Almost everyone has had some experience with the practice of purchasing insurance, in one way or another. It may be that you were purchasing a home and the mortgage lender required Homeowners Insurance as a requirement of the loan. It may have been required when you purchased a car. Insurance is a device that allows for the transfer of all or part of a risk from one party to the insurance company. Each person pays a small, certain cost, the PREMIUM, to the insurance company, the INSURER. The INSURER, in turn, draws up a legal contract, the POLICY, between you, the INSURED and them, the INSURER.
Any legal contract, and in this case an insurance contract, needs to have certain parts to it to make it a valid contract. These "parts" are competent parties, a legal purpose, an offer and acceptance and consideration.
By definition, RISK is the chance or uncertainty of loss. For a RISK to be insurable it has to be measurable. PURE RISK is measurable. SPECULATIVE RISK is not.
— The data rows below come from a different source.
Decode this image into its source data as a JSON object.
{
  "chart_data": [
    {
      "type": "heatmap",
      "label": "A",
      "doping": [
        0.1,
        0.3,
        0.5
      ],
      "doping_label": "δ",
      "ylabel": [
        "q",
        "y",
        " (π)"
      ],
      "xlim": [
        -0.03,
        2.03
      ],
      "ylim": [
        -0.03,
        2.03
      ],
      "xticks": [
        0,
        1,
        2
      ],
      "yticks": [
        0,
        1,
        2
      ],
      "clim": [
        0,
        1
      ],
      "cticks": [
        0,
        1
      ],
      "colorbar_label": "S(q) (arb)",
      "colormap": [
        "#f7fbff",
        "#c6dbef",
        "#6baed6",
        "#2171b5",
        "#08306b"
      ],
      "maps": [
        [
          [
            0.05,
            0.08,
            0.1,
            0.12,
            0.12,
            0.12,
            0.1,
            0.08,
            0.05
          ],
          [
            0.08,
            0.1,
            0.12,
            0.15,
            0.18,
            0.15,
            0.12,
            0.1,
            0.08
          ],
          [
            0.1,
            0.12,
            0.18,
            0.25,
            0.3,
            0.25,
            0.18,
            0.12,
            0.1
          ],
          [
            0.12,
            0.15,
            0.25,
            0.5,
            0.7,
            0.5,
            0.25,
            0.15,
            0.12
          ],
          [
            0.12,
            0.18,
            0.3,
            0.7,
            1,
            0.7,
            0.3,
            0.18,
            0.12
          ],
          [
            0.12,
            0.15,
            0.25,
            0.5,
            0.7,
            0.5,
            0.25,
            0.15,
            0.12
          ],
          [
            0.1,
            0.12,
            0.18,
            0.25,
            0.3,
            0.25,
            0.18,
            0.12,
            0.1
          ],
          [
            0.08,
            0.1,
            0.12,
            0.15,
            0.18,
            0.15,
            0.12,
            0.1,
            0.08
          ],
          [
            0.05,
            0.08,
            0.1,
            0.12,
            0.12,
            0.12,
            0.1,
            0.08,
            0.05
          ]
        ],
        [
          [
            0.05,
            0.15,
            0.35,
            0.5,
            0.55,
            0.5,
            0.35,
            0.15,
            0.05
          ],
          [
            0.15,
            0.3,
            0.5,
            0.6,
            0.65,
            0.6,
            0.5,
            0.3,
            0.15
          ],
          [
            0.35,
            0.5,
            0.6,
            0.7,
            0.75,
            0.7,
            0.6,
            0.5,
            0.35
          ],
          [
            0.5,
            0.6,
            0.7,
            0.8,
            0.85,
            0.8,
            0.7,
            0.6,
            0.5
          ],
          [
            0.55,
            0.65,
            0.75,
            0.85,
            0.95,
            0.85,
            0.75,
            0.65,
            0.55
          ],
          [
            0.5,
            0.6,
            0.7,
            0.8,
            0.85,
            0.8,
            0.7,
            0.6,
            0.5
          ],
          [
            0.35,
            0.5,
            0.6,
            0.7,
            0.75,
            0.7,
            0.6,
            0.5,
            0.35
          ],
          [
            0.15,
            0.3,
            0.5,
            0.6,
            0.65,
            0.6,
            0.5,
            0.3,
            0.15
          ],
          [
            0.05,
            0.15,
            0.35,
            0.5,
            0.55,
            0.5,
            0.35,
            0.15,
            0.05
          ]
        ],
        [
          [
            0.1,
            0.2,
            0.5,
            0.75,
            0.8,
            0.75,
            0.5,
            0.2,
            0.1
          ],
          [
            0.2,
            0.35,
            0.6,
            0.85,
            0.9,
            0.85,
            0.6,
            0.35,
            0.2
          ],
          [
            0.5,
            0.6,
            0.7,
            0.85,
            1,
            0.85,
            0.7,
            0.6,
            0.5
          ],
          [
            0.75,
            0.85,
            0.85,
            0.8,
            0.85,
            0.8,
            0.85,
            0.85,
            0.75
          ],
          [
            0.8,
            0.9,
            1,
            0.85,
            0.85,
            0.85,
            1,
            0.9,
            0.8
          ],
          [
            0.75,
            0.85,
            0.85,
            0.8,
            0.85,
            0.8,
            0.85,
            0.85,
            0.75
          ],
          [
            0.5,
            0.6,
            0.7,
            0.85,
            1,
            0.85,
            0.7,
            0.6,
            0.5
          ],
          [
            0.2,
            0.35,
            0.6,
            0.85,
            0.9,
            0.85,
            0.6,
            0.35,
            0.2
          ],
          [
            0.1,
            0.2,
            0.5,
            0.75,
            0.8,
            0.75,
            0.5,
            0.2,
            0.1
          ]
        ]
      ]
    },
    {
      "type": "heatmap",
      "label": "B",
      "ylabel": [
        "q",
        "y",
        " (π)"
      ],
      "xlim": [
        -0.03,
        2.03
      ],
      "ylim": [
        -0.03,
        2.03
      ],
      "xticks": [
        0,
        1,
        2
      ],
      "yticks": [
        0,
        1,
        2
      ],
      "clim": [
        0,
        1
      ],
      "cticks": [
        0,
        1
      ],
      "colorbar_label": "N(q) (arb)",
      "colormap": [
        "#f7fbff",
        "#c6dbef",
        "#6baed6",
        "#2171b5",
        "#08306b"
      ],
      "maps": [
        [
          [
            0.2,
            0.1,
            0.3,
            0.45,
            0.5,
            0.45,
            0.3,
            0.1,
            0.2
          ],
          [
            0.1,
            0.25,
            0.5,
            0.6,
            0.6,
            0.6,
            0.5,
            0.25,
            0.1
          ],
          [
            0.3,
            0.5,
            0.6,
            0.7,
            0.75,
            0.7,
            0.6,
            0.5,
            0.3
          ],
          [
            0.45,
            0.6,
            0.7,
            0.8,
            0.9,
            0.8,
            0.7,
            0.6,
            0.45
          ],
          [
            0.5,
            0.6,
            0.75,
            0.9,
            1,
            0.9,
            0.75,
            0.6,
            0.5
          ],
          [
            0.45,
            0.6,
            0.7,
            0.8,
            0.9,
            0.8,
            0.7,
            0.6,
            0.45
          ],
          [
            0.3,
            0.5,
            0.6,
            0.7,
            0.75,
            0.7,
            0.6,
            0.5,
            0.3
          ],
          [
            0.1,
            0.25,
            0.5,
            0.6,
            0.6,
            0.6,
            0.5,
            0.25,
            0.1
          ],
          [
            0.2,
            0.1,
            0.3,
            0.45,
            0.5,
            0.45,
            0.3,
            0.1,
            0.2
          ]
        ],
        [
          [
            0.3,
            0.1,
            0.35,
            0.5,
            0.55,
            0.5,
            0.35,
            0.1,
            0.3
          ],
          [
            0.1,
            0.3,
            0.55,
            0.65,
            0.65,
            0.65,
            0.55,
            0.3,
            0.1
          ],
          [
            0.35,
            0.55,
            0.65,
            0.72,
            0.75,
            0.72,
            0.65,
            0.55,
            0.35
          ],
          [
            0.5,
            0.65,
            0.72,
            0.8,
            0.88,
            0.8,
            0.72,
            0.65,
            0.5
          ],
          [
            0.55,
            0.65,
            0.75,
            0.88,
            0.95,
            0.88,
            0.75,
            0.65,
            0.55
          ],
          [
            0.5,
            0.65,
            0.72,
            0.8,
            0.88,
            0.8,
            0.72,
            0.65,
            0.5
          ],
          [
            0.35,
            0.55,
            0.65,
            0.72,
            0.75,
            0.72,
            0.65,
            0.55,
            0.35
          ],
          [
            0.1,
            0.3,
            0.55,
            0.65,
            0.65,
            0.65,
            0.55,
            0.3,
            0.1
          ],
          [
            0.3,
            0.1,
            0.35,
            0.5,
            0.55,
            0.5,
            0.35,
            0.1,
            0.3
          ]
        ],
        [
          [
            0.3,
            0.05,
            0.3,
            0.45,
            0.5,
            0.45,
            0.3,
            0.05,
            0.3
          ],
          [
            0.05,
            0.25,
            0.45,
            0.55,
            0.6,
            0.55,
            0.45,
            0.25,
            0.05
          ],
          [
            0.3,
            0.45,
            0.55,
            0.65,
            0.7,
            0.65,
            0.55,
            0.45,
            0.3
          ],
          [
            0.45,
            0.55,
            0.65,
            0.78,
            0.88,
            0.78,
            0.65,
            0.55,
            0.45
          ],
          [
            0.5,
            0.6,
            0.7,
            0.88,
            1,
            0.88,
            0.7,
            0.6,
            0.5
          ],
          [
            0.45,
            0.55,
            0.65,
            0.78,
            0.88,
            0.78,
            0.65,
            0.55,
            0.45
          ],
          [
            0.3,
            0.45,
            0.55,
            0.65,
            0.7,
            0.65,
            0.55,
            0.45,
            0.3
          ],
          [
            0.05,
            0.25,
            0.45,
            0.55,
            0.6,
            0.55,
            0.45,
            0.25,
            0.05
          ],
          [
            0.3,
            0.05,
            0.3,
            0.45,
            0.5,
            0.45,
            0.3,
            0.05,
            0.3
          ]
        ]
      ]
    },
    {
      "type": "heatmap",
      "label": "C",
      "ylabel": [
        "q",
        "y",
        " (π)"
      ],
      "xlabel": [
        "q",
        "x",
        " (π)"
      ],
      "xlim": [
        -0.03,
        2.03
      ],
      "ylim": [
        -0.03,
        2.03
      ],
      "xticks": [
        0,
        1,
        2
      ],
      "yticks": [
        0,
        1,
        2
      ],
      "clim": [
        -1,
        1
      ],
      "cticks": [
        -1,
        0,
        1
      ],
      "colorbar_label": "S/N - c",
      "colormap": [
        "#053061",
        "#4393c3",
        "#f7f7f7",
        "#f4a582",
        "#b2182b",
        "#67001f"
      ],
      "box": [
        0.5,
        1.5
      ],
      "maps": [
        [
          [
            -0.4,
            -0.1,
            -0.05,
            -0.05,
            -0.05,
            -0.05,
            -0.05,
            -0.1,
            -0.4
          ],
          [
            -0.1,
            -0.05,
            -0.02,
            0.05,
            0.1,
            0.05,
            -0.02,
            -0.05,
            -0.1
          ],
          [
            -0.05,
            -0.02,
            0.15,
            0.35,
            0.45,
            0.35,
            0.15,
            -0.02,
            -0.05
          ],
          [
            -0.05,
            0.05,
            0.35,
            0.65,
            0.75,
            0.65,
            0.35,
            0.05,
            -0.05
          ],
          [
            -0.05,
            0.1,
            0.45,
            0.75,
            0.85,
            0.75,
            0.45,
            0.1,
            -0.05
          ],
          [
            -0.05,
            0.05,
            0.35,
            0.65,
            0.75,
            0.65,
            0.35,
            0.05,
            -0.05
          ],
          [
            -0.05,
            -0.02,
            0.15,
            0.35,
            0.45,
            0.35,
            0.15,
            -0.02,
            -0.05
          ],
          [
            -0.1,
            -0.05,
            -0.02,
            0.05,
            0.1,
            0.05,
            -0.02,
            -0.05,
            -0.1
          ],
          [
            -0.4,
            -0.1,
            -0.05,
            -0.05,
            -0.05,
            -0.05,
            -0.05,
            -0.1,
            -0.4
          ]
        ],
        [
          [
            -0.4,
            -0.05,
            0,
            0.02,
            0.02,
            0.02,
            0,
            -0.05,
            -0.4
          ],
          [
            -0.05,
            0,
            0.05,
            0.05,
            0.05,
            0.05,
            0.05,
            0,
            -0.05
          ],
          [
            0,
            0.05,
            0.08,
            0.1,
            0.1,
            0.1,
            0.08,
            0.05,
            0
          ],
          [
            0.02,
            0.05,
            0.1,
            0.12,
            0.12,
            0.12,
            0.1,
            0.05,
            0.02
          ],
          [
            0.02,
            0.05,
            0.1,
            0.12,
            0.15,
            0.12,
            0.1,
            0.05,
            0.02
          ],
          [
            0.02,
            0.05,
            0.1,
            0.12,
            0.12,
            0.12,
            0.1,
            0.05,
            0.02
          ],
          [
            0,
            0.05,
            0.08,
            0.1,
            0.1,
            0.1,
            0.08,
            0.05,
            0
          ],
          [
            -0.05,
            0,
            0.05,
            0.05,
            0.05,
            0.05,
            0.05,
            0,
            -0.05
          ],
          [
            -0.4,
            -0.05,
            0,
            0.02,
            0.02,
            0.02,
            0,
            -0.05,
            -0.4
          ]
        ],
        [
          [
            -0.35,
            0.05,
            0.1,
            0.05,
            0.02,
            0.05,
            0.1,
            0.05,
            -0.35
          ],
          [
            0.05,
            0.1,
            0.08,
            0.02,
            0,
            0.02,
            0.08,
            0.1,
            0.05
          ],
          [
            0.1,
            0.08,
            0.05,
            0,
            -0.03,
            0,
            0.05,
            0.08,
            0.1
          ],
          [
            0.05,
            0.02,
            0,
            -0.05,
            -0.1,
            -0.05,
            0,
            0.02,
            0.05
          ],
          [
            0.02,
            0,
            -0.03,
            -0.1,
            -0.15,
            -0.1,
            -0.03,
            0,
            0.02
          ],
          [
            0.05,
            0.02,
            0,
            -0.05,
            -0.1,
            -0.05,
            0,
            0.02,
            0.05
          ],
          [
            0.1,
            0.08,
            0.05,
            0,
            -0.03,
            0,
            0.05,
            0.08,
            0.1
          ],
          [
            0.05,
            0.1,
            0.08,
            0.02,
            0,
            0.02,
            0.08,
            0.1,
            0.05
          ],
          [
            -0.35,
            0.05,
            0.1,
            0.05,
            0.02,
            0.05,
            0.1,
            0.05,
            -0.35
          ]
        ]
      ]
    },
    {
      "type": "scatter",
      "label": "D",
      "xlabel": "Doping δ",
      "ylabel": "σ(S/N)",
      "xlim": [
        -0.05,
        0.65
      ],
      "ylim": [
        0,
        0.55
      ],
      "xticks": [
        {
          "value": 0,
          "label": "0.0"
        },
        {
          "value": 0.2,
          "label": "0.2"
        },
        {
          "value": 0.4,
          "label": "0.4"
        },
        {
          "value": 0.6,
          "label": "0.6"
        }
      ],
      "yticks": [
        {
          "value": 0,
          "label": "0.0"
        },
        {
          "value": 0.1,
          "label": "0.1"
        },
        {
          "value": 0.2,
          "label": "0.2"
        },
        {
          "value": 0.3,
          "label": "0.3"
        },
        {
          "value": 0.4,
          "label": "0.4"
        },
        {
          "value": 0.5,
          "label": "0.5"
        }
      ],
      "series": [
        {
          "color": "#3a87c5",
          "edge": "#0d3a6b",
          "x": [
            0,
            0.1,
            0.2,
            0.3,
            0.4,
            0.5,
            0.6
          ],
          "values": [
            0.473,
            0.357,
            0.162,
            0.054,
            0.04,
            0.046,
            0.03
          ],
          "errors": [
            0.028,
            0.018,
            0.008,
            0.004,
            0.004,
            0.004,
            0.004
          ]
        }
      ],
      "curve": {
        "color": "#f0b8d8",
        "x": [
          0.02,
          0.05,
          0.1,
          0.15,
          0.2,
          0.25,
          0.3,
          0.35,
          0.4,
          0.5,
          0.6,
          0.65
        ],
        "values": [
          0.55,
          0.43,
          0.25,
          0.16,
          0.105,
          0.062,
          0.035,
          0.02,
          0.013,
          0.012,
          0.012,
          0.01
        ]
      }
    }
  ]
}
SPECULATIVE RISK. An example of SPECULATIVE RISK is investing in the stock market.
Life Insurance, specifically, is a contract that transfers risk of financial loss associated with premature death from the insured to the insurer. The need to cover the obligations that might be left behind upon death is the reason we need to be sure we are covered by a life insurance policy. The policy proceeds are paid by the insurance company to the beneficiary of the policy.